公取委勧告令和7年11月13日では、トラック・バス等の製造販売を行うM社が、下請事業者に金型等の保管や現状確認等の棚卸作業を無償で行わせていた事案が問題になりました。

公正取引委員会はM社に対し、金型等の保管や現状確認等の棚卸作業を無償で行わせたことにつき、下請法違反による是正勧告を行いました。さらに、下請代金を給付受領日から60日以内に支払わなかったことについても、M社に対して指導を行いました。

公正取引委員会と中小企業庁は近年、金型等の保管や棚卸作業を受注者に無償で行わせる商慣習について監視を強化しています。
このような商慣習は取適法(旧:下請法)違反に当たる可能性が高く、発注者としては見直さなければなりません。

事案情報
公正取引委員会令和7年11月13日勧告(公正取引委員会ウェブサイト)

※この記事は、2026年2月26日に執筆され、同時点の法令等に基づいています。

※この記事では、法令名を次のように記載しています。

  • ・下請法…下請代金支払遅延等防止法
  • ・取適法…製造委託等に係る中小受託事業者に対する代金の支払の遅延等の防止に関する法律

事案の概要

トラック・バス等の製造販売を行うM社が、下請事業者に金型等の保管や現状確認等の棚卸作業を無償で行わせていた事案です。

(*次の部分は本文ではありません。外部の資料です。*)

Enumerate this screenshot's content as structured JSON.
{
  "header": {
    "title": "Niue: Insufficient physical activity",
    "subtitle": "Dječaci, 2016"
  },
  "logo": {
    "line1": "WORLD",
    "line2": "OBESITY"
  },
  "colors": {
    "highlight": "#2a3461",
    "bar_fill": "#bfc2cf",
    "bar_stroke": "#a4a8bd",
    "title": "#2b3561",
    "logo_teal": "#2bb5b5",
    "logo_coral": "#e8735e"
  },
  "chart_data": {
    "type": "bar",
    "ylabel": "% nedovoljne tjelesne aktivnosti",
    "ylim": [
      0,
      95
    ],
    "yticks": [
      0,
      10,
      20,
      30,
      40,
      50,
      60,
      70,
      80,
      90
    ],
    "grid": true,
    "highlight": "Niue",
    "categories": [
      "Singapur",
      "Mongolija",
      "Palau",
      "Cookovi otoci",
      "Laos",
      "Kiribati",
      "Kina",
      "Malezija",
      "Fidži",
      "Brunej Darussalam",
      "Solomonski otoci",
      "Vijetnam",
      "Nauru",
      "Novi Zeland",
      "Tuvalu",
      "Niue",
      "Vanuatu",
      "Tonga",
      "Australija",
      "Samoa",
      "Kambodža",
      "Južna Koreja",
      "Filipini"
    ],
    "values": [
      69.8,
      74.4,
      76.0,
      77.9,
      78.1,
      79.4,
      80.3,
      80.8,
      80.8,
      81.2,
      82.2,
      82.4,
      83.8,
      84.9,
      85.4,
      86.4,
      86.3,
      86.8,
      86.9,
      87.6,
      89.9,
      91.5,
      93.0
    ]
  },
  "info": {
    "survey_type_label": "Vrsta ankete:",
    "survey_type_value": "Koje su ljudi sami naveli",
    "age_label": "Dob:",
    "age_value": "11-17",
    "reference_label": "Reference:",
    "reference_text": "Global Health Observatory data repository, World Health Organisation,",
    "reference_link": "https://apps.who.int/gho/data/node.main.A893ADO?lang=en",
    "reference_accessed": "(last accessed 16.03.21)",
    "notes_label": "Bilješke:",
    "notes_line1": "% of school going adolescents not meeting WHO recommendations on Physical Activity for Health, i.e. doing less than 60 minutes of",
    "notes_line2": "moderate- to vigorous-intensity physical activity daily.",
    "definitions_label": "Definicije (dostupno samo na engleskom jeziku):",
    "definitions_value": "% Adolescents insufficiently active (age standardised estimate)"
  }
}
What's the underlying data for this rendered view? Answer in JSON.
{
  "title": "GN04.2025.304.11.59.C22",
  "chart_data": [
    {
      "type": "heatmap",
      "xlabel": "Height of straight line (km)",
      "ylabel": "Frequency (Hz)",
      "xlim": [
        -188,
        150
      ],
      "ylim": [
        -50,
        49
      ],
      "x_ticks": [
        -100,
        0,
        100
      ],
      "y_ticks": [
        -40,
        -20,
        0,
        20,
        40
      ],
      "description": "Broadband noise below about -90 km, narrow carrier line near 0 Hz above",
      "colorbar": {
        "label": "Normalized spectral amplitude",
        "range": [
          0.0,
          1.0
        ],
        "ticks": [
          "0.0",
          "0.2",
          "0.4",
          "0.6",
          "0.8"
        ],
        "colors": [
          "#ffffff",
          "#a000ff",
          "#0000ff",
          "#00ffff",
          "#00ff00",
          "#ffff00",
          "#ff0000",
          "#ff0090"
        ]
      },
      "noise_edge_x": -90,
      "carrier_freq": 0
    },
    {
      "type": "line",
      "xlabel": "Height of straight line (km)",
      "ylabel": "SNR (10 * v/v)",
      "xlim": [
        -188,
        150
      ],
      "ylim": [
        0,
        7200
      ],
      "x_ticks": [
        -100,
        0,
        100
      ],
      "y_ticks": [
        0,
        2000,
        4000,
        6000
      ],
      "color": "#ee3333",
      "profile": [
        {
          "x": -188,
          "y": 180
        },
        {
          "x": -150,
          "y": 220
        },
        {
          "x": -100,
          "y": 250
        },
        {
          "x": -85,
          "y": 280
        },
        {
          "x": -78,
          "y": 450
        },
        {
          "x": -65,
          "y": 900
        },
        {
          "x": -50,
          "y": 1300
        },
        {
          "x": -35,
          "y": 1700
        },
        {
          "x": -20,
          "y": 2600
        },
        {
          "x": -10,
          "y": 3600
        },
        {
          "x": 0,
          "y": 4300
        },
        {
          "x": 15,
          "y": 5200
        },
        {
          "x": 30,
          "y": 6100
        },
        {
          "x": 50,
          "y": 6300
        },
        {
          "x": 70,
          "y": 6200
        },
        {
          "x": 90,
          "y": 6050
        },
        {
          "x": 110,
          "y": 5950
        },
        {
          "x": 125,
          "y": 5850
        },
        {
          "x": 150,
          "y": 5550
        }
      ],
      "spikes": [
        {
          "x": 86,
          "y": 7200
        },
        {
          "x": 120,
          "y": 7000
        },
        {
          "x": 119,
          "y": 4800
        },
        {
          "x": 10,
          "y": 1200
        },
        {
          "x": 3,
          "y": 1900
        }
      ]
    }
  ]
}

M社は、トラックやバスの部品の製造を委託する61名の下請事業者に対して、自社が所有する金型等を貸与していました。
M社は令和6年3月1日以降、部品の発注を長期間行わないにもかかわらず、貸与している自社所有の金型等を無償で保管させるとともに、現状確認等の棚卸作業も年1回無償で行わせました。金型等の合計数は5694個に上ります。

さらにM社は、下請事業者6社に対して支払うべき下請代金を、下請事業者の給付を受領した日から起算して60日以内に支払っていませんでした。支払遅延によって生じた遅延利息だけでも、総額3579万円1671円に上ります。